Power/performance modeling of Single-ISA heterogeneous chip multiprocessor

Abstract

Homogeneous multicore processors have emerged as the prime approach for offering high parallelism, high performance and scalability for a wide range of applications over the last decade. Now the heterogeneous architectures comprising of specialized cores for the specific workloads are becoming popular for providing high performance and power efficiency at the same time. Exploration of the heterogeneous architectures is a challenging task as it involves reconsideration of important system parameters which include architecture options, operating system implications and application development. In this project we are exploring the Single ISA heterogeneous multiprocessors. There are two objectives for this project. First is to create new heterogeneous architectures by varying certain parameters of the processor for the x86 architecture. Second is to perform power and performance simulations of these heterogeneous multiprocessors. The results of heterogeneous multiprocessor simulations will be compared with that of homogeneous multiprocessors in order to understand the power/performance trade off of heterogeneous
chip multiprocessors.

Introduction

The power and performance are two of the key parameters which are driving the research in the processor architecture. These days multicore processors are becoming very attractive as they provide higher instruction throughput and less power. Multi-core processors also give the designer more flexibility to meet specific power/performance goals. As more cores are being integrated on the die, commercial operating systems
are evolving to efficiently support the parallelism provided by multi-core processors. As different types of cores are now available, the architectural options when designing a multicore processor are also better. It also introduces the possibility for developing heterogeneous architectures that mix and match big and small cores on the same die to provide a range of power/performance capability. In addition to big and small cores, on-die integration of domain-specific accelerators for special-purpose functionality like graphics and media processing has also become wide-spread. Some of the previous studies have shown that single-ISA heterogeneous multicore architectures provide better power/performance numbers as compared to homogenous processors. Single-ISA heterogeneous multicore processors provide greater flexibility to the designers to meet particular power/performance goals.

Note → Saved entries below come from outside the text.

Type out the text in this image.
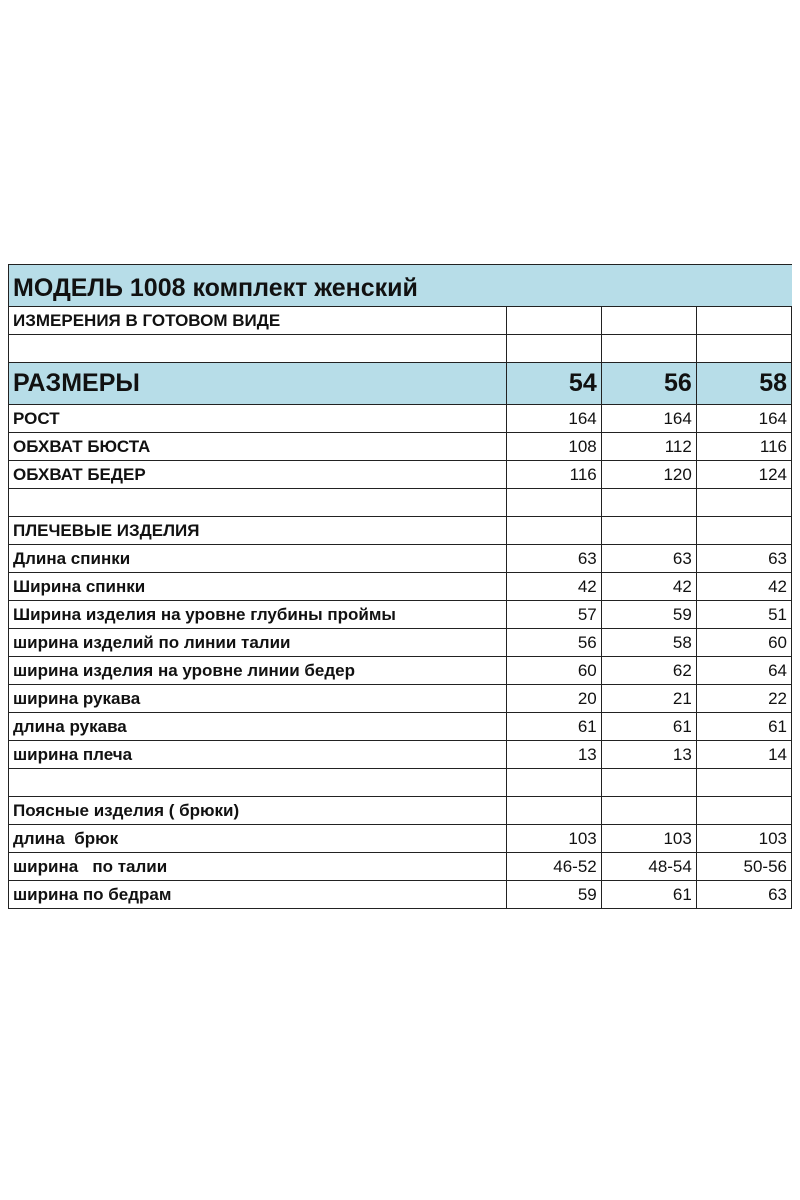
МОДЕЛЬ 1008 комплект женский			
ИЗМЕРЕНИЯ В ГОТОВОМ ВИДЕ			

РАЗМЕРЫ	54	56	58
РОСТ	164	164	164
ОБХВАТ БЮСТА	108	112	116
ОБХВАТ БЕДЕР	116	120	124

ПЛЕЧЕВЫЕ ИЗДЕЛИЯ			
Длина спинки	63	63	63
Ширина спинки	42	42	42
Ширина изделия на уровне глубины проймы	57	59	51
ширина изделий по линии талии	56	58	60
ширина изделия на уровне линии бедер	60	62	64
ширина рукава	20	21	22
длина рукава	61	61	61
ширина плеча	13	13	14

Поясные изделия ( брюки)			
длина  брюк	103	103	103
ширина   по талии	46-52	48-54	50-56
ширина по бедрам	59	61	63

Single-ISA heterogeneous architecture consists of multiple core with each core representing a different point in power-performance graph.
This allows an application to map on a particular core which best suits its power/performance requirements. This results in higher overall computational efficiency than conventional homogenous chip multiprocessors. Most of the previous work assumed a given architecture. Those architectures were composed of existing architectures, either different generations of the same processor family or the voltage or frequency scaled
editions of a single processor. While these architectures gave better results than similar homogenous designs but they failed to reach the full potential of heterogeneity. The reason for less potential of heterogeneity is that pre existing cores provided less flexibility in choice of cores. Second, those cores choices generally maintain a monotonic relationship in a way that the bigger core of the family is always powerful for all the applications.
Also all the cores are considered to perform equally for all the workloads. In this project we explored the single-ISA heterogeneous multi core designs using x86 architecture by
doing the power and performance simulations of these processors for a large design space by varying microarchitectural parameters for different workloads. The results of the simulations of heterogeneous multicore processors are compared to that of homogeneous multicore processors. Figure 1 shows the pictorial representation of single-ISA heterogeneous multicore processor.

Background

Kumar et. al.[1] studied the characteristics of heterogeneous architecture comprising of Alpha cores for the highest area or power efficiency. The study is done for varying degrees
of thread-level parallelism and for different area and power budgets. This study leads to conclusion that most efficient heterogeneous multiprocessor is not constructed of cores that make good general-purpose uniprocessor cores, or even those cores that would appear in a good homogenous multiprocessor architecture.
Kumar et. al.[2] also studied and evaluated the single-ISA heterogeneous multi-core architectures as a mechanism to reduce power dissipation. The study incorporated heterogeneous Alpha cores representing different points in the power/performance design space.In this study they included four Alpha cores - EV4(Alpha 21064), EV5(Alpha 21164),
EV6(Alpha 21264) and a single threaded version of the EV8(Alpha 21464). In both of the above studies they have used SMTSIM simulator which was developed by one of the
co-authors.
The major contribution of these papers were in the following areas:

The best way to design a heterogeneous CMP is by tuning each individual core for a class of applications with common characteristics. Customizing cores to subsets of workloads results in processors that are typically non-monotonic (i.e., there is no strict gradation among cores in terms of overall performance or complexity).
Performance advantages of heterogeneous, and even non monotonic, multiprocessors continue to hold even for a collection of completely homogeneous workloads. In those
cases, such processors exploit the diversity across different workloads.
This work deals with only multiprogrammed benchmarks and thus assumes all the properties to be additive. The paper simulates the performance and power of single cores and then adds those for the multiprogram analysis. Our analysis is based on multi-threaded architecture and thus requires simulation of the multicores with multi-threaded programs.
The problems like cache coherency, memory bandwidth conflict and other issues would arise in our study which would give very different power and performance results of the multicore combinations then the previous mentioned paper.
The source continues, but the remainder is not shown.